To prevent this from happening to a dataflow, after each update or addition to the graph, the DFM should examine the current level of utilization of system resources. If after an update or addition the data begins to backlog in a point on the flow not previously seen, then the change has overwhelmed the system in some way and it is advised the added flow be turned off until it can determined what system resources are being over utilized. Another solution would be load balancing the flow over two or more systems by cluster the systems.

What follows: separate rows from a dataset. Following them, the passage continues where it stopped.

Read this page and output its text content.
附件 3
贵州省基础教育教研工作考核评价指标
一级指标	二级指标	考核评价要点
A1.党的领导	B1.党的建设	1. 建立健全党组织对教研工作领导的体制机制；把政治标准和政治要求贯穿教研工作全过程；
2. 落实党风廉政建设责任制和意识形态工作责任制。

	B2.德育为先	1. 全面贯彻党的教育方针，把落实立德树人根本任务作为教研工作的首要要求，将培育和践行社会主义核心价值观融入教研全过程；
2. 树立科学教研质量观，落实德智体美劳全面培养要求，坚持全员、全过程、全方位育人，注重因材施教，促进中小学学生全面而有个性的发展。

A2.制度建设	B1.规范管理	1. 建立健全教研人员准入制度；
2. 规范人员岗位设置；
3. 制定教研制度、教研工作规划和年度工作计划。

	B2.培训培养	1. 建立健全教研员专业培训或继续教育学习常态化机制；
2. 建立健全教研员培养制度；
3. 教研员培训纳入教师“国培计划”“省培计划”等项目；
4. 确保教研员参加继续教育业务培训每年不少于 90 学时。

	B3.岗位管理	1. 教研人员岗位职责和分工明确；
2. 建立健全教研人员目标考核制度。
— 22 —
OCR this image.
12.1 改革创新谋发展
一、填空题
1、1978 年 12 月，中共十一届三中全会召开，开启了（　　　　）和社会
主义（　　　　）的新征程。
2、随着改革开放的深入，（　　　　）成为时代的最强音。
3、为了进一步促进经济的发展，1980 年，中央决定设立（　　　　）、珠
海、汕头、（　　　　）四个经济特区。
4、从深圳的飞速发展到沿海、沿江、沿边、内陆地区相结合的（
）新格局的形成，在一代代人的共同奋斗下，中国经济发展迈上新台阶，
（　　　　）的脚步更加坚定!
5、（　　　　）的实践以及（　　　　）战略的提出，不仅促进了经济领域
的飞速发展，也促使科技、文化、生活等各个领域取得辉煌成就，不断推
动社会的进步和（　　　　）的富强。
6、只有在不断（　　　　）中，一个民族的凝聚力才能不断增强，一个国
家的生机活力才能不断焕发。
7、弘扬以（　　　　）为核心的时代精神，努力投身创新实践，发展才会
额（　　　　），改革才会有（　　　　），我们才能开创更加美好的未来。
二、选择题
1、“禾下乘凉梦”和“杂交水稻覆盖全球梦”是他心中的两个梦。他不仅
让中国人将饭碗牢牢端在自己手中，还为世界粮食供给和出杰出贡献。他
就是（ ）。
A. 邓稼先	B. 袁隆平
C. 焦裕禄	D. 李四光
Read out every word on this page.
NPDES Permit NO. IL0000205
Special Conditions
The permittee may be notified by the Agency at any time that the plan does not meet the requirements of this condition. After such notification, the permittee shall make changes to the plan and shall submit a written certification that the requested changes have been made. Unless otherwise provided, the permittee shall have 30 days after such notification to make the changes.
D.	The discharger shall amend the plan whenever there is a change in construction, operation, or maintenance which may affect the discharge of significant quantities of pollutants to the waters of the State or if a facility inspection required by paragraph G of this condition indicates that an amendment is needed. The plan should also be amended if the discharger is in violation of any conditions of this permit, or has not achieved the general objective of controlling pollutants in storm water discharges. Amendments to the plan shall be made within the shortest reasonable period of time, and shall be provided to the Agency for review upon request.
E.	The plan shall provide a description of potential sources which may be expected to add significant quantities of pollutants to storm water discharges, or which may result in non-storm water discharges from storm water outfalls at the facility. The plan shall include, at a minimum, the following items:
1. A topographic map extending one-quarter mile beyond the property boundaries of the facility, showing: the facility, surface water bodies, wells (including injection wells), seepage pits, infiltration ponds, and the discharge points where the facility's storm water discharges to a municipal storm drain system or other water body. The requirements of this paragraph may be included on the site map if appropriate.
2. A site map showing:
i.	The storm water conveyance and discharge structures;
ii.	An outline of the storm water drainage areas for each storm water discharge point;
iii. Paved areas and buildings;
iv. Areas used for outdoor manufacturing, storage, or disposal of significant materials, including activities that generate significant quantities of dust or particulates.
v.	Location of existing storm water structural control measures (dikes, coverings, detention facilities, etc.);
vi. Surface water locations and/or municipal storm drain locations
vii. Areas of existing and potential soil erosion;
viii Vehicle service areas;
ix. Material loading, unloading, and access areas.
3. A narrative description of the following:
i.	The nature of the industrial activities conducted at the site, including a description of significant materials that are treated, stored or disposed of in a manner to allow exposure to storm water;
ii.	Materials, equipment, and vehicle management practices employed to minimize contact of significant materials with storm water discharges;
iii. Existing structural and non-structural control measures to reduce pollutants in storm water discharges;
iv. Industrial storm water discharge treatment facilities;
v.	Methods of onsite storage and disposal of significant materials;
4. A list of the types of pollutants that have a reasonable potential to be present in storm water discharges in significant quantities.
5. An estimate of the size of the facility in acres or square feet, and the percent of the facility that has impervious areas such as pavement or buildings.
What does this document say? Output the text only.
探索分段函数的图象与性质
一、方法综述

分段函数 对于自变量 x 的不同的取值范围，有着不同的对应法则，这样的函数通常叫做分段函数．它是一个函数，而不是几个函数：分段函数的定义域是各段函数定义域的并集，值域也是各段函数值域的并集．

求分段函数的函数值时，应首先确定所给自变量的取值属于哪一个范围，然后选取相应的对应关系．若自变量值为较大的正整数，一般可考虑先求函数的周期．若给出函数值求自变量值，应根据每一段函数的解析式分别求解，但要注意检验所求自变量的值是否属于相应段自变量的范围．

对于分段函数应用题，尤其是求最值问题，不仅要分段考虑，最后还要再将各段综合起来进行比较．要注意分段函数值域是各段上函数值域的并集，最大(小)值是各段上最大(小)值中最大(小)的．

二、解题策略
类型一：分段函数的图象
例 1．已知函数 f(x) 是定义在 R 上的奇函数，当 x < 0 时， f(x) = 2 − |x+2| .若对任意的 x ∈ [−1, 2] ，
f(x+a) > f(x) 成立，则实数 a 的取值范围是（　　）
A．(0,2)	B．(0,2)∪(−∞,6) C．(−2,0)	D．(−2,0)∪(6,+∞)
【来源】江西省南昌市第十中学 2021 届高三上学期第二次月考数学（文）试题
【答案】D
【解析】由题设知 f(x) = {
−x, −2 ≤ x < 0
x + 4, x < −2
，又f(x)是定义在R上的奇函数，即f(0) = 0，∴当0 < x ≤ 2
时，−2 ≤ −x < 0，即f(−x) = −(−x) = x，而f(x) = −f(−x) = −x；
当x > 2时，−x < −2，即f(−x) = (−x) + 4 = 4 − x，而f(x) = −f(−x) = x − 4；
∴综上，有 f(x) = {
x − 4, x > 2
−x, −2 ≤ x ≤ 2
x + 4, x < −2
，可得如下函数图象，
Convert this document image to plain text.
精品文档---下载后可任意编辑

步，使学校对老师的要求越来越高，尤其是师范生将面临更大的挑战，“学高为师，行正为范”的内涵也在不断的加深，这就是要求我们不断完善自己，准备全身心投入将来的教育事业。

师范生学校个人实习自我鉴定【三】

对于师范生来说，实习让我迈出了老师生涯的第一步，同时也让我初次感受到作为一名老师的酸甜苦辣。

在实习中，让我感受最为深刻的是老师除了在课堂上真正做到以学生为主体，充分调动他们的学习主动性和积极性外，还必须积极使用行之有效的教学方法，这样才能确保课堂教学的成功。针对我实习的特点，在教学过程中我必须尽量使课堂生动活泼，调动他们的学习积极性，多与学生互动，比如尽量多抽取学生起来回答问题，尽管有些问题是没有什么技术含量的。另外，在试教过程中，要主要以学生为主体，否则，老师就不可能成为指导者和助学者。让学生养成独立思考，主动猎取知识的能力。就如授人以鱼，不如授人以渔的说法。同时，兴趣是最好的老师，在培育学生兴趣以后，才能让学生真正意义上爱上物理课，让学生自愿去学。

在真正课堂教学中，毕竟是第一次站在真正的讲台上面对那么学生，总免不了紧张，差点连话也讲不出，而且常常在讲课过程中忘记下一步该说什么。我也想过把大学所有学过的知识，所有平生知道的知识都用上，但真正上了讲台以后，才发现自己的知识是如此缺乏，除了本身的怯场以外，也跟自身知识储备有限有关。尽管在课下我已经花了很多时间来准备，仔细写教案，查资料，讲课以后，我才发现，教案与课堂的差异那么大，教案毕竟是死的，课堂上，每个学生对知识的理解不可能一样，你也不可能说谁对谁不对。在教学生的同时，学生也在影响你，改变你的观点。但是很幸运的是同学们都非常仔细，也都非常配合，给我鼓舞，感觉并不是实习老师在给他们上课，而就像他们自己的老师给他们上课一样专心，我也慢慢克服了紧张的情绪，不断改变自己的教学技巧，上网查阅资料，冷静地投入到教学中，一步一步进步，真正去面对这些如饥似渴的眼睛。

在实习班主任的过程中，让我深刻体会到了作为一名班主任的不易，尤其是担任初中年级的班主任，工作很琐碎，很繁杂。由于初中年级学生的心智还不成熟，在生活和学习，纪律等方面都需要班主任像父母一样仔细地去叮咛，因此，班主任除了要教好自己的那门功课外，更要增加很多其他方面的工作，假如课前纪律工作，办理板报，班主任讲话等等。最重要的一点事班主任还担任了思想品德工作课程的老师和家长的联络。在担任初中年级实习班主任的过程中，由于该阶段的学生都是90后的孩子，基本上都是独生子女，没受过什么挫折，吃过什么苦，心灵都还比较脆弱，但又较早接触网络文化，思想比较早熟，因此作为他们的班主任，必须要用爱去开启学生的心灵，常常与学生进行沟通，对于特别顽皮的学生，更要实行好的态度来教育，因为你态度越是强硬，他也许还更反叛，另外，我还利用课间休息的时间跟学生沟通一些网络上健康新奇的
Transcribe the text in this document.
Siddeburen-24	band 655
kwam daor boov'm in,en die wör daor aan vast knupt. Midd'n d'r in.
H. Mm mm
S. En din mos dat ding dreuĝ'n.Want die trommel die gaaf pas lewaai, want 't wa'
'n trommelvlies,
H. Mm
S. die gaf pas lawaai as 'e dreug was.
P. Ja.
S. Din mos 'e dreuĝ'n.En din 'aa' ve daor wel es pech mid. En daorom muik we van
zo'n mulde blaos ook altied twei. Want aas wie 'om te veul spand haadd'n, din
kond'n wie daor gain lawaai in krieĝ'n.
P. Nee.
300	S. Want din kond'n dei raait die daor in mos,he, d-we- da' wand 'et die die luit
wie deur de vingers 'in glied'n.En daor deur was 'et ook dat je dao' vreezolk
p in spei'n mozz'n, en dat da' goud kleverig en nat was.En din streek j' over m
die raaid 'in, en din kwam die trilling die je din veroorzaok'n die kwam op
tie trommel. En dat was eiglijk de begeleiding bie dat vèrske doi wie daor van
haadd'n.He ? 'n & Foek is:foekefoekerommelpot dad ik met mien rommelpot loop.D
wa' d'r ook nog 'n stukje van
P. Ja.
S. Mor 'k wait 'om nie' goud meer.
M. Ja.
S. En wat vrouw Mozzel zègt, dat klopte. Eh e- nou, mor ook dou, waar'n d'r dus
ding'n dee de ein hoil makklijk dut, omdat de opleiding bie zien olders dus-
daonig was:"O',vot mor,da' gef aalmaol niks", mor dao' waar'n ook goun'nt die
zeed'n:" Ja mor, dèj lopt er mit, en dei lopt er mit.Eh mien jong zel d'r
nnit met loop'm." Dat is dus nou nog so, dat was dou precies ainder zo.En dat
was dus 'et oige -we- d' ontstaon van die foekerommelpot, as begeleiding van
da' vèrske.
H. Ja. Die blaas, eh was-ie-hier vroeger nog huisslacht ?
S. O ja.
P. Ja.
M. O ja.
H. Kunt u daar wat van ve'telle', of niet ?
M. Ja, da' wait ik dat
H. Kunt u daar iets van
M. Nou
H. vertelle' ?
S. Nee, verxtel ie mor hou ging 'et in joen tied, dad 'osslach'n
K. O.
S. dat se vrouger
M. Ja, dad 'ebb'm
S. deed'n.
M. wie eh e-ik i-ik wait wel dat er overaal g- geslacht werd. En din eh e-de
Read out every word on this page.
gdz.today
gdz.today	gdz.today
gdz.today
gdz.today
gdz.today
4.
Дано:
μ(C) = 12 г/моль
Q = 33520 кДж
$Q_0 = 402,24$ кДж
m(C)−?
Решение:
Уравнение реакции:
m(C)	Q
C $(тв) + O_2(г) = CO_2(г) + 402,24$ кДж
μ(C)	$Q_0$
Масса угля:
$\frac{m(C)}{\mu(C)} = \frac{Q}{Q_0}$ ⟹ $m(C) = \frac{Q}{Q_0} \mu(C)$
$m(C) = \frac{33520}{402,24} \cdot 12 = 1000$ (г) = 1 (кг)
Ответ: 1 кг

Physical resource exhaustion can and does occur even with an optimized dataflow. When this occurs the best approach is to spread the data load out across multiple NiFi instances in a NiFi cluster.
NiFi Administrators or Dataflow Managers (DFMs) may find that using one instance of NiFi on a single server is not enough to process the amount of data they have. So, one solution is to run the same dataflow on multiple separate NiFi servers. However, this creates a management problem, because each time DFMs want to change or update the dataflow, they must make those changes on each server and then monitor each server individually. By clustering the NiFi servers, it’s possible to have that increased processing capability along with a single interface through which to make dataflow changes and monitor the dataflow. Clustering allows the DFM to make each change only once, and that change is then replicated to all the nodes of the cluster. Through the single interface, the DFM may also monitor the health and status of all the nodes.
The design of NiFi clustering is a simple master/slave model where there is a master and one or more slaves. In NiFi clustering, we call the master the NiFi Cluster Manager (NCM), and the slaves are called Nodes. While the model is that of master and slave, if the NCM dies, the nodes are all instructed to continue operating, as they were to ensure the dataflow remains live. The absence of the NCM simply means new nodes cannot join the cluster and cluster flow changes cannot occur until the NCM is restored.